What to do in Algiers for 24h to 48h?
Places of Interest
The heart of the city is its ancient Casbah, a steep and narrow maze of streets just west of the Pl des Martyrs. There are several magnificent Ottoman palaces to explore here, most concentrated around the Djemaa Ketchoua at the end of Rue Ahmed Bouzrina; the finest is the Dar Hassan Pacha.
National Museum of Antiquities
The richness of Algeria’s heritage is brought home in this museum. The collection of antiquities is drawn from sites around the city and throughout Algeria. Among the early works are fine ivory carvings and large, totemic Libyan-period warriors on horseback.
Dar Hassan Pacha
Carrying the name of its original owner, Dar Hassan Pacha, this is one of the city’s grandest mansions.
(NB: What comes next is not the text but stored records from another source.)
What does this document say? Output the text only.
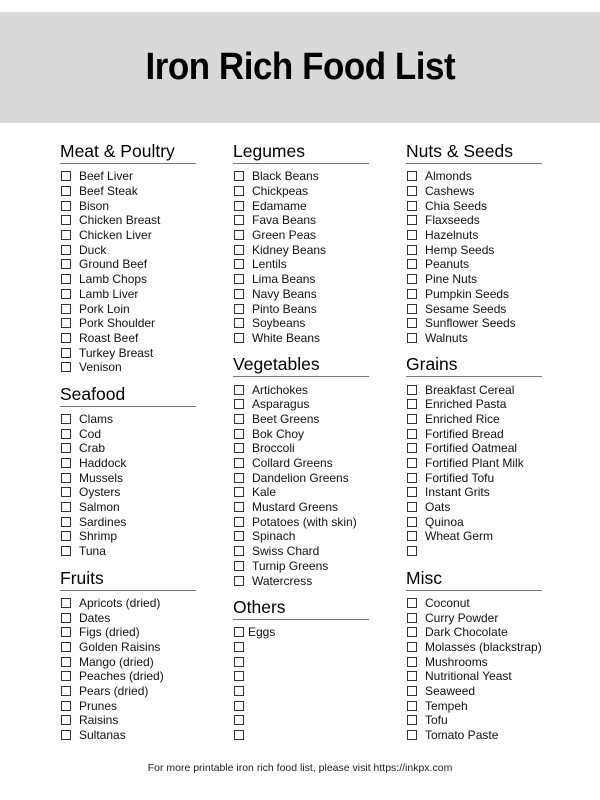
Iron Rich Food List
Meat & Poultry
Beef Liver
Beef Steak
Bison
Chicken Breast
Chicken Liver
Duck
Ground Beef
Lamb Chops
Lamb Liver
Pork Loin
Pork Shoulder
Roast Beef
Turkey Breast
Venison
Seafood
Clams
Cod
Crab
Haddock
Mussels
Oysters
Salmon
Sardines
Shrimp
Tuna
Fruits
Apricots (dried)
Dates
Figs (dried)
Golden Raisins
Mango (dried)
Peaches (dried)
Pears (dried)
Prunes
Raisins
Sultanas
Legumes
Black Beans
Chickpeas
Edamame
Fava Beans
Green Peas
Kidney Beans
Lentils
Lima Beans
Navy Beans
Pinto Beans
Soybeans
White Beans
Vegetables
Artichokes
Asparagus
Beet Greens
Bok Choy
Broccoli
Collard Greens
Dandelion Greens
Kale
Mustard Greens
Potatoes (with skin)
Spinach
Swiss Chard
Turnip Greens
Watercress
Others
Eggs
Nuts & Seeds
Almonds
Cashews
Chia Seeds
Flaxseeds
Hazelnuts
Hemp Seeds
Peanuts
Pine Nuts
Pumpkin Seeds
Sesame Seeds
Sunflower Seeds
Walnuts
Grains
Breakfast Cereal
Enriched Pasta
Enriched Rice
Fortified Bread
Fortified Oatmeal
Fortified Plant Milk
Fortified Tofu
Instant Grits
Oats
Quinoa
Wheat Germ
Misc
Coconut
Curry Powder
Dark Chocolate
Molasses (blackstrap)
Mushrooms
Nutritional Yeast
Seaweed
Tempeh
Tofu
Tomato Paste
For more printable iron rich food list, please visit https://inkpx.com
The building now houses a collection of illuminated manuscripts and contemporary calligraphy by artists from across North Africa and the Middle East.
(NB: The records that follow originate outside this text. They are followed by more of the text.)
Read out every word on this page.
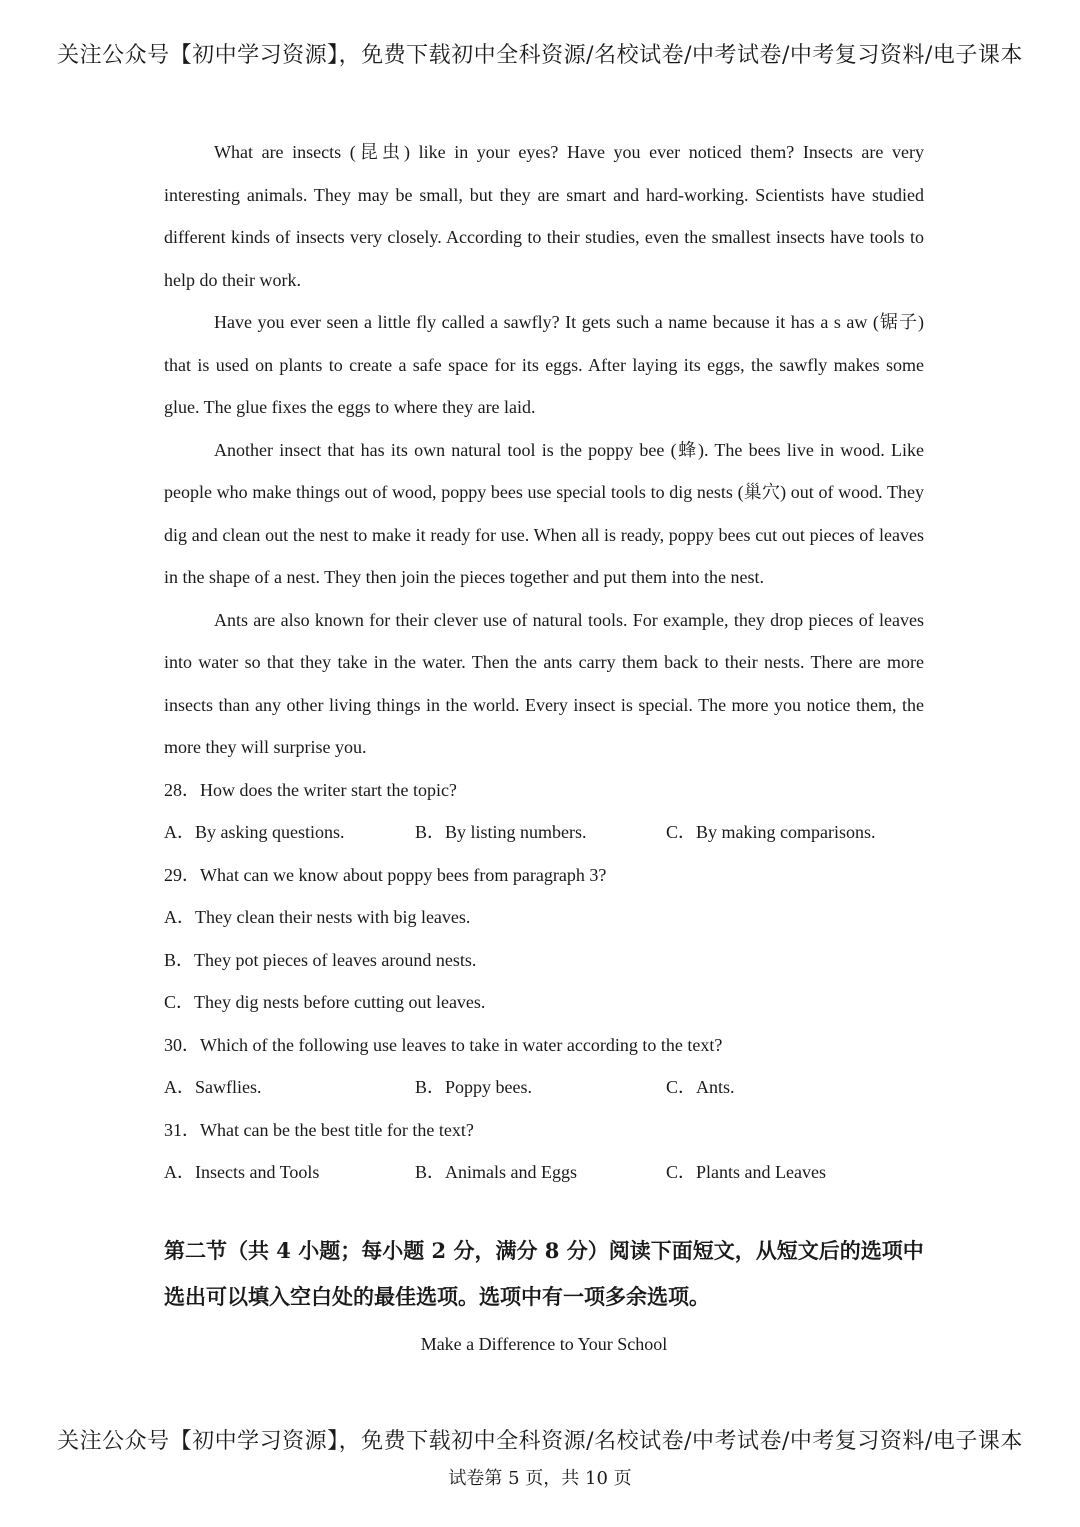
关注公众号【初中学习资源】，免费下载初中全科资源/名校试卷/中考试卷/中考复习资料/电子课本

What are insects (昆虫) like in your eyes? Have you ever noticed them? Insects are very interesting animals. They may be small, but they are smart and hard-working. Scientists have studied different kinds of insects very closely. According to their studies, even the smallest insects have tools to help do their work.

Have you ever seen a little fly called a sawfly? It gets such a name because it has a s aw (锯子) that is used on plants to create a safe space for its eggs. After laying its eggs, the sawfly makes some glue. The glue fixes the eggs to where they are laid.

Another insect that has its own natural tool is the poppy bee (蜂). The bees live in wood. Like people who make things out of wood, poppy bees use special tools to dig nests (巢穴) out of wood. They dig and clean out the nest to make it ready for use. When all is ready, poppy bees cut out pieces of leaves in the shape of a nest. They then join the pieces together and put them into the nest.

Ants are also known for their clever use of natural tools. For example, they drop pieces of leaves into water so that they take in the water. Then the ants carry them back to their nests. There are more insects than any other living things in the world. Every insect is special. The more you notice them, the more they will surprise you.

28．How does the writer start the topic?

A．By asking questions.	B．By listing numbers.	C．By making comparisons.

29．What can we know about poppy bees from paragraph 3?

A．They clean their nests with big leaves.

B．They pot pieces of leaves around nests.

C．They dig nests before cutting out leaves.

30．Which of the following use leaves to take in water according to the text?

A．Sawflies.	B．Poppy bees.	C．Ants.

31．What can be the best title for the text?

A．Insects and Tools	B．Animals and Eggs	C．Plants and Leaves

第二节（共 4 小题；每小题 2 分，满分 8 分）阅读下面短文，从短文后的选项中选出可以填入空白处的最佳选项。选项中有一项多余选项。

Make a Difference to Your School

关注公众号【初中学习资源】，免费下载初中全科资源/名校试卷/中考试卷/中考复习资料/电子课本
试卷第 5 页，共 10 页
Algiers’ beloved main post office is an unmissable piece of living history, a fine example of French-designed, early 20th-century Moorish architecture.
Djemma Ali Bitchine
The Djemma Ali Bitchine, which dates to 1622, is a mosque with an unusual domed design clearly influenced by Italian or Byzantine churches.
Notre Dame d’Afrique
One of the city’s most famous buildings, this Catholic basilica still celebrates mass at 6pm daily, despite its dwindling flock. Its striking neo-Byzantine architecture and freshly restored more-is-more interior are matched by amazing views out to sea and across the capital.
Where to Eat?
This classy, intimate and laid-back restaurant is perhaps the best place in Algiers to eat gourmet versions of local classics. It’s best known for its mechoui, delicious slow roasted lamb on the bone. It also does salads and, on Wednesday and Thursday, a rich paella. There’s a small list of Algerian wines, and live music upstairs (jazz on Wednesday and Thursday and classical Algerian on Friday).